Not true, according to an international study done by Amit Khera, MD and colleagues and presented today at the American College of Cardiology’s 65th Scientific Session & Expo in Chicago, IL.

Khera is affiliated with Massachusetts General Hospital (MGH) Center for Human Genetic Research and the MGH Cardiology Division in Boston, MA. The study was published simultaneously in the Journal of the American College of Cardiology.

The incidence patients high cholesterol due to FH caused by a single genetic mutation is 2%, a screening of 26,000 patients showed.

With colleagues, Khera sequenced three FH genes in patients with very high cholesterol.

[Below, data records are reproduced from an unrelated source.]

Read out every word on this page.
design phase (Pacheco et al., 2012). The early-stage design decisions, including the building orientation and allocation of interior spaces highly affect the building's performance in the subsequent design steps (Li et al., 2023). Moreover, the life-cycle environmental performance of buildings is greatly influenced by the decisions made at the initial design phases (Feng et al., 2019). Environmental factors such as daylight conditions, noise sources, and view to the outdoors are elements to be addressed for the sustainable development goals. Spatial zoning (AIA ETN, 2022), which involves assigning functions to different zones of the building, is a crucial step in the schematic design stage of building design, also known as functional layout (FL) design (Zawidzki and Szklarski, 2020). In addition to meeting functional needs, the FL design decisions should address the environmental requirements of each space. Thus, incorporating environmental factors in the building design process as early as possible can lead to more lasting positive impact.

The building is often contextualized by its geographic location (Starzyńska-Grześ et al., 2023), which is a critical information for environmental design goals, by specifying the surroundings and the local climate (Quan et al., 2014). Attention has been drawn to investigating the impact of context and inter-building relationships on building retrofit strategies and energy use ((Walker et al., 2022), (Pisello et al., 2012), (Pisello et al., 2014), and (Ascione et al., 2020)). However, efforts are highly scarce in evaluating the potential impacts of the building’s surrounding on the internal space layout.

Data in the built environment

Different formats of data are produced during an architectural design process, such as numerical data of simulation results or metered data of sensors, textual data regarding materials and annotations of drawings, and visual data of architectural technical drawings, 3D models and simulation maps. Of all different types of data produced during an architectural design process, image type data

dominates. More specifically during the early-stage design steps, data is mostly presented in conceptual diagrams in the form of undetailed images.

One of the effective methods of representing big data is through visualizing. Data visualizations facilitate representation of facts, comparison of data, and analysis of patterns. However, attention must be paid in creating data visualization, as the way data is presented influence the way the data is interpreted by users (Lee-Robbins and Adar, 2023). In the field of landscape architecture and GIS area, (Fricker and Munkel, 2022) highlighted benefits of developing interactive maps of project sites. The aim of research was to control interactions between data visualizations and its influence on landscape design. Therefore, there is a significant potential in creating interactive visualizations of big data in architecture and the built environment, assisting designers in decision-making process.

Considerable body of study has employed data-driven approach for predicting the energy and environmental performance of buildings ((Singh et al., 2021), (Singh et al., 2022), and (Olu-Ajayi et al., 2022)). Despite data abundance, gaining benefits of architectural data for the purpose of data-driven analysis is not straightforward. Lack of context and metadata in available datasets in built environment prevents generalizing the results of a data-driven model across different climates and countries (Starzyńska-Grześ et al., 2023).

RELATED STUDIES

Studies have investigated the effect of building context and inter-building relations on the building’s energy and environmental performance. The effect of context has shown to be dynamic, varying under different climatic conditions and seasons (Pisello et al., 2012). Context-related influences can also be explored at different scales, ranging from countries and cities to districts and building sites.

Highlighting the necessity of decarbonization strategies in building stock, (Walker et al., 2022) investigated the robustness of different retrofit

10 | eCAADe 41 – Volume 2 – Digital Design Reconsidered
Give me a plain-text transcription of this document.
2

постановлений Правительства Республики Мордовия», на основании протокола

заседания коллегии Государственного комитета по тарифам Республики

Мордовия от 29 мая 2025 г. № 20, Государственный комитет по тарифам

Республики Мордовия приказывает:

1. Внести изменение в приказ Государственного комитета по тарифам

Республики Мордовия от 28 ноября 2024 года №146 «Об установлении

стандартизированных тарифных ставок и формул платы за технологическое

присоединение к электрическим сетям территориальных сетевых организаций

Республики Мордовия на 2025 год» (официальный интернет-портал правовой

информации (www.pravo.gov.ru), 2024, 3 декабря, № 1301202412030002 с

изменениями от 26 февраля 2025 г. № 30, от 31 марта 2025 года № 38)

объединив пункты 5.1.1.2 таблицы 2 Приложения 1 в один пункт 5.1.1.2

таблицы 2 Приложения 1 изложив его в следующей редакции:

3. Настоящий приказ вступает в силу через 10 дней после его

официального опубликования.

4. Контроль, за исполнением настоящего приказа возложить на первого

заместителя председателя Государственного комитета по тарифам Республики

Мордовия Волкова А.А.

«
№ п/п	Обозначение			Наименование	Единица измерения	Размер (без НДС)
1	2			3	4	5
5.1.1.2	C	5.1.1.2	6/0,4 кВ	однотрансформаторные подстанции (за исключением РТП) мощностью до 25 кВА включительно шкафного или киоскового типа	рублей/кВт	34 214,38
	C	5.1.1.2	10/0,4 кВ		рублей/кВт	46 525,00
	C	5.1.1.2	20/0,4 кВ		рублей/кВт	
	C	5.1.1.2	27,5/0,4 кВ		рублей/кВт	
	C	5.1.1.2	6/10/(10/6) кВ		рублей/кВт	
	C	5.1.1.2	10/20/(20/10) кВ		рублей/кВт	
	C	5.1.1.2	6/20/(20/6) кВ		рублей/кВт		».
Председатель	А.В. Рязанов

They looked at three genes involved in FH: the low-density lipoprotein receptor (LDLR), apolipoprotein B (APOB) and proprotein convertase subtilisin/kexin type 9 (PCSK9) and screened more than 26,000 participants.

The team found that in a cohort of 430 patients with LDC-C of greater than 190 mg/dl only 1.9% carried an FH mutation.

But for those who had the mutation, regardless of their cholesterol levels, the risk of early-onset coronary artery disease was higher than those without.

People with an FH mutation faced a substantially increased coronary artery disease risk even if their cholesterol level was only mildly elevated, they noted.

The increased risk is due to the fact that those with an FH mutation have elevated cholesterol levels from the time they are born, leading to a cumulative exposure of LDL-C over their lifetimes.

“These results raise the question of whether all individual with a high LDL should be screened for these mutations,” Khera said, presenting his findings.

Doing such screening--which he said costs about $100 to $200 for researchers but about ten times those amounts when done commercially--would likely not turn up many patients with mutations. But for those who do have them, the finding would be crucial.

“This knowledge would be relevant not only to people with familial hypercholesterolemia mutations but to their relatives as well,” he said.

As for what causes FH if it is not single genetic mutations, Khera said it could be a polygenetic cluster of mutations, or environmental factors.

“FH is a much bigger issue, we are just discovering,” Khera said.